Section du Pays d'Aix-en-Provence

Cercle de silence samedi 14 mars 2026 10 mars, 2026

 Chers amis,

La guerre qui embrase le Moyen Orient depuis le 28 février occupe tous les esprits et fait passer sous silence des faits bien moins démonstratifs mais qui n’en sont pas moins révélateurs d’un même mépris des droits fondamentaux.

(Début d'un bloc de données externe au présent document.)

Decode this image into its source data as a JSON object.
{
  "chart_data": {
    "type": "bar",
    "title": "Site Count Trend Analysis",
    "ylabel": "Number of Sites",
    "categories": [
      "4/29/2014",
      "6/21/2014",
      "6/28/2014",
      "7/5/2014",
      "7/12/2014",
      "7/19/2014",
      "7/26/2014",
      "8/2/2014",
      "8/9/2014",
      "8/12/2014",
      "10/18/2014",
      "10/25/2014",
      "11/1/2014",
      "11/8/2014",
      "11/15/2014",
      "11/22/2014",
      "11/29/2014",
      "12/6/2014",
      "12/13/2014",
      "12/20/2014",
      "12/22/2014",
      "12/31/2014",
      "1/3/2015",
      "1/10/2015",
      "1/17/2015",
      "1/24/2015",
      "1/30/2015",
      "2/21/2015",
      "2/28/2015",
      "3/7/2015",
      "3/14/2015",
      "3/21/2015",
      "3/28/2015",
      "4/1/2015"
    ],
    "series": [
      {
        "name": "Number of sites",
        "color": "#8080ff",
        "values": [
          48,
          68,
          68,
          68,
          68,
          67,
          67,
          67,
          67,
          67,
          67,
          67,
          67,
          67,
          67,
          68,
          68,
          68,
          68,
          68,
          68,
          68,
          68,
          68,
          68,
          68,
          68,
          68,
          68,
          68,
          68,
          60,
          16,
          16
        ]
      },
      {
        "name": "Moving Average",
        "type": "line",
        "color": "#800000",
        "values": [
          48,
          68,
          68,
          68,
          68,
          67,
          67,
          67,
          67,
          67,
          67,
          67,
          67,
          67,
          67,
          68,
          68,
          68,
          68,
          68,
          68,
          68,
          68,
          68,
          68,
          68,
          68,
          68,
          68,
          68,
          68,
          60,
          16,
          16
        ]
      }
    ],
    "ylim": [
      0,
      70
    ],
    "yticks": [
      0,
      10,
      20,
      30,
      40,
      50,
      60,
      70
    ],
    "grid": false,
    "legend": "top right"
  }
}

Notamment ceux qui sont inscrits dans le Pacte international relatif aux droits civils et politiques adopté en 1966 par les Nations Unies, le droit à la non-discrimination, le droit à la vie, le droit à la liberté et à la sécurité de sa personne, le droit de circuler librement.

On voit aujourd’hui par de très nombreux reportages ce qu’il en est de ces principes autour du Golfe Persique et le long des rives méditerranéennes depuis le Liban jusqu’à Gaza : le nombre élevé de victimes – dont beaucoup d’enfants -, les destructions collatérales d’écoles, de logements et d’infrastructures civiles, le chaos et la peur qui s’installent un peu partout, tout cela contribuant à d’importants déplacements de populations en urgence, anticipant de très probables flux migratoires vers des pays jugés plus sûrs, avec toutes les souffrances que les parcours associés entraineront pour les plus défavorisés.

Cependant les médias s’intéressent peu, car moins spectaculaires, à ces douloureuses retombées des guerres meurtrières qui affectent de nombreuses parties du monde. Peu évoquent les péripéties dramatiques qui accablent les personnes en situation d’exil.

Même si l’Union Européenne ne tolère pas sur son sol les sévices physiques ou la mise en esclavage des migrants comme cela se pratique dans plusieurs pays de transit, le seul fait de les traquer pour les refouler en mer ou, comme le fait actuellement l’Italie de les expulser de son territoire, avant même l’examen de leur situation, dans des centres de rétention extérieurs à l’UE – encore appelés « hubs de retour » – constitue une évidente maltraitance, totalement contraire au Pacte mentionné ci-dessus, qui conduira inévitablement une grande partie de ces migrants à retrouver les inhumaines conditions qu’ils fuyaient à juste titre.

SOS Méditerranée consigne d’innombrables témoignages sur ce que les rescapés ont déjà eu à endurer avant d’être secourus en mer. L’un d’eux, originaire du Nigéria et âgé seulement de 16 ans, affirmait en décembre dernier avoir été réduit en esclavage lors de son parcours en Lybie, vendu deux fois, puis retenu dans une maison où il était battu et soumis à des chocs électriques !

Nous vous donnons rendez-vous et vous attendons nombreux, samedi 14 mars, de 11h30 à midi, place de la Rotonde à l’orée des Allées Provençales.